Worker Prune Tea Leaves at a Farm in Kericho. Kenyan Tea is largely exported to different Countries in the World and also Consumed Locally. Different Tea Companies have also built their workers nice houses in order to have them stay at one location. 6-9-2018. [Phillip Orwa, Standard]

National Land Commission (NLC) has supported Kipsigis and Talai communities’ claim for reparations from the British government over historical injustices.

The communities were forcibly displaced from their ancestral land in 1934 to create room for European Highlands.

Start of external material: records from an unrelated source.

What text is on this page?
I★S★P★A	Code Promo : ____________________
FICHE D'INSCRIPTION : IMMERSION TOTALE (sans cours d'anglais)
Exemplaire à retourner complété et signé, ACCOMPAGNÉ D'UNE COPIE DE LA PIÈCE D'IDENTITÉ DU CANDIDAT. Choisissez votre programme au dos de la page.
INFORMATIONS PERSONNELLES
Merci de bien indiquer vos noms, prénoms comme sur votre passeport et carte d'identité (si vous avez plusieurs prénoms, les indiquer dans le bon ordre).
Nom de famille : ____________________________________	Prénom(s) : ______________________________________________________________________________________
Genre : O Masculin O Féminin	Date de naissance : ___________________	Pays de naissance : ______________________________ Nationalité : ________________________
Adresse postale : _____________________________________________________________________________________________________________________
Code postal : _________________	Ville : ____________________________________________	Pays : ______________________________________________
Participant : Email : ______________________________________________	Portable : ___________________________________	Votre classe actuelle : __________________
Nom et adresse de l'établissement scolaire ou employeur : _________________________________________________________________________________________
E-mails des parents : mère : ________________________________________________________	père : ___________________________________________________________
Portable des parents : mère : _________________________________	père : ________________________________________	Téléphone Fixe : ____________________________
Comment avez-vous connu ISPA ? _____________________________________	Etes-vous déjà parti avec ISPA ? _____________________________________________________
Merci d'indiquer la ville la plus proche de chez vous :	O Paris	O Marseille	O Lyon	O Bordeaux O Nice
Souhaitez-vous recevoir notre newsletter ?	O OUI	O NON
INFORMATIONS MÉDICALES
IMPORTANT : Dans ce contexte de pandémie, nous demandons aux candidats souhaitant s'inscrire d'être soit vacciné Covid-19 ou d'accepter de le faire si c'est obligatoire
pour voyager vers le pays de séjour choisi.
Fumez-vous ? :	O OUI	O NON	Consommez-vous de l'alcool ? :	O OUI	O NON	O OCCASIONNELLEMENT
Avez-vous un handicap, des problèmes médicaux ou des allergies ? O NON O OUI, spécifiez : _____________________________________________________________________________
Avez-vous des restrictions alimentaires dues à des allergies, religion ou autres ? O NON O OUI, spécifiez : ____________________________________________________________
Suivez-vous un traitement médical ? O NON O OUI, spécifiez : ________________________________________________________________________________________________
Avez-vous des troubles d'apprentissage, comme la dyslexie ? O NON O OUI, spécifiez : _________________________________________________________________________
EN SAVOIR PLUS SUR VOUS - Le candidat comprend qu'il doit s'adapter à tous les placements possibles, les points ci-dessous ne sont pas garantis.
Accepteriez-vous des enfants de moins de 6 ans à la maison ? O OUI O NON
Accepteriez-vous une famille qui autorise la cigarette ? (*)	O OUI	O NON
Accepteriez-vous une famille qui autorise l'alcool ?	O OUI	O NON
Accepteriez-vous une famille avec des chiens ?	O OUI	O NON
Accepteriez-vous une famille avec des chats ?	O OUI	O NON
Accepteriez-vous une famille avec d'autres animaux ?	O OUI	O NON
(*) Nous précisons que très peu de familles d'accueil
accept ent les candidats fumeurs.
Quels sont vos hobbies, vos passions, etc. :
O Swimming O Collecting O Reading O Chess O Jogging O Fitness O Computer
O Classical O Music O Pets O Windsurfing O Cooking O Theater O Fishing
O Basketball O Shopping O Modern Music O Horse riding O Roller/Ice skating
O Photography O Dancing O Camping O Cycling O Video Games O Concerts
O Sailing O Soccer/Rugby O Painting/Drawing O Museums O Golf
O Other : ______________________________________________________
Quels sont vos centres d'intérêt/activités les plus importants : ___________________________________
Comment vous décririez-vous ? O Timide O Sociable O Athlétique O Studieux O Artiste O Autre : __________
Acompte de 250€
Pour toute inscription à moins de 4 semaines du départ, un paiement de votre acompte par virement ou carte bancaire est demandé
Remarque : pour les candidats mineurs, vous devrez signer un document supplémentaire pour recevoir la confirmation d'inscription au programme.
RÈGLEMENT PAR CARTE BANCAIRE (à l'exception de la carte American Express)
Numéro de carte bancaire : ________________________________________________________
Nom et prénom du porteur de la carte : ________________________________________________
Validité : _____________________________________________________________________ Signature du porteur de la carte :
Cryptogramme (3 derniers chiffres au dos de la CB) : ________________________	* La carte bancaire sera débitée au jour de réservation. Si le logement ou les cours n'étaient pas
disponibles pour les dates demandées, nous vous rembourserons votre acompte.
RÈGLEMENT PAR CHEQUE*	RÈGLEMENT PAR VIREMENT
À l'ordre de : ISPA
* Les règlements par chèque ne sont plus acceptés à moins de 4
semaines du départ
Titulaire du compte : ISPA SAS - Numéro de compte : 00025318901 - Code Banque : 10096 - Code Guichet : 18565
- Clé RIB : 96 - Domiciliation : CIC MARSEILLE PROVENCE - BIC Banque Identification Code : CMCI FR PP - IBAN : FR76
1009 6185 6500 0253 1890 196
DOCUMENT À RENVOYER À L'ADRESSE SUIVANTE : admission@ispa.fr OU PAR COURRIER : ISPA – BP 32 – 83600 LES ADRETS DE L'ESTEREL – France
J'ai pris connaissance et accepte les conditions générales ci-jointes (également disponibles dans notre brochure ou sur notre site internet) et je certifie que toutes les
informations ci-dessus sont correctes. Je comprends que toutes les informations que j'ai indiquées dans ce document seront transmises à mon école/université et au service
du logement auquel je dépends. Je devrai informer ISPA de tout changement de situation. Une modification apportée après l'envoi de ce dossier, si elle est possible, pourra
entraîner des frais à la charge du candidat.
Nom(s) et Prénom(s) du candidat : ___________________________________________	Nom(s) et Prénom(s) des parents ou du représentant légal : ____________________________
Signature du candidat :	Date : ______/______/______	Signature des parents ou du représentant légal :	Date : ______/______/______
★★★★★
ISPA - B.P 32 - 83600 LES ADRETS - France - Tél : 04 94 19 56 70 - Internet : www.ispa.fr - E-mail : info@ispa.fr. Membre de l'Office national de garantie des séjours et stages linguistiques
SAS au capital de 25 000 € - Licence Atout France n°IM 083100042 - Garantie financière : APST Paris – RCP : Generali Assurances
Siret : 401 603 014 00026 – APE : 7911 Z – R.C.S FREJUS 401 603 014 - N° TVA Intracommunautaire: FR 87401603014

Today some of these tracts of land are occupied by British multinational tea companies.

The NLC Historical Land Injustice Committee has ruled that the claimants, about 120,000, have a case against the British.

The Samuel Tororei-led committee’s decision is a victory for the communities which, through Kericho and Bomet county governments, are seeking Sh2 trillion from the British government.

“The claimants have established that the Kipsigis and the Talai suffered historical land injustices as envisaged in section 15 of the National Land Commission Act 2012 as amended by Section 38 of the Land Laws Amendment Act 2016,” reads the committee’s resolution in part.  

The petitioner’s claims were heard by the NLC’s Historical Injustices Committee in Kisumu, Kericho and Nairobi, on various in dates in September, October and November last year.

A team of lawyers led by British Barrister Rodney Dixon QC assisted by Kimutai Bosek, Maureen Okoth and Aidan Ellis, appearing for the Kericho county government, made extensive presentation and submitted documents resulting from a research into the matter commissioned by the county.

James Passy and David Ngasura Tuwei on behalf of the Talai, and Mr Peter Kiprotich Bett and Judith Cherotich, for the Borowo & Kipsigis Clans Self-Gelp Group, made oral presentations to the committee which also received several documents from various archives.

The background of the petitioners’ claim is that British pre-colonial and colonial administrations between 1895-1963, generated a number of human rights issues that adversely affected thousands of Kipsigis community members and the Talai clan.

“British settlers’ quest for more and more fertile land in Kipsigis country caused conflict with locals. The applicable laws (Ordinances) advocated British settler supremacy and granted impunity to the British administrators,” Bosek told the committee.

The lawyer added the UK abetted, connived and directed administrative actions that grossly violated the rights of the Kipsigis and Talai.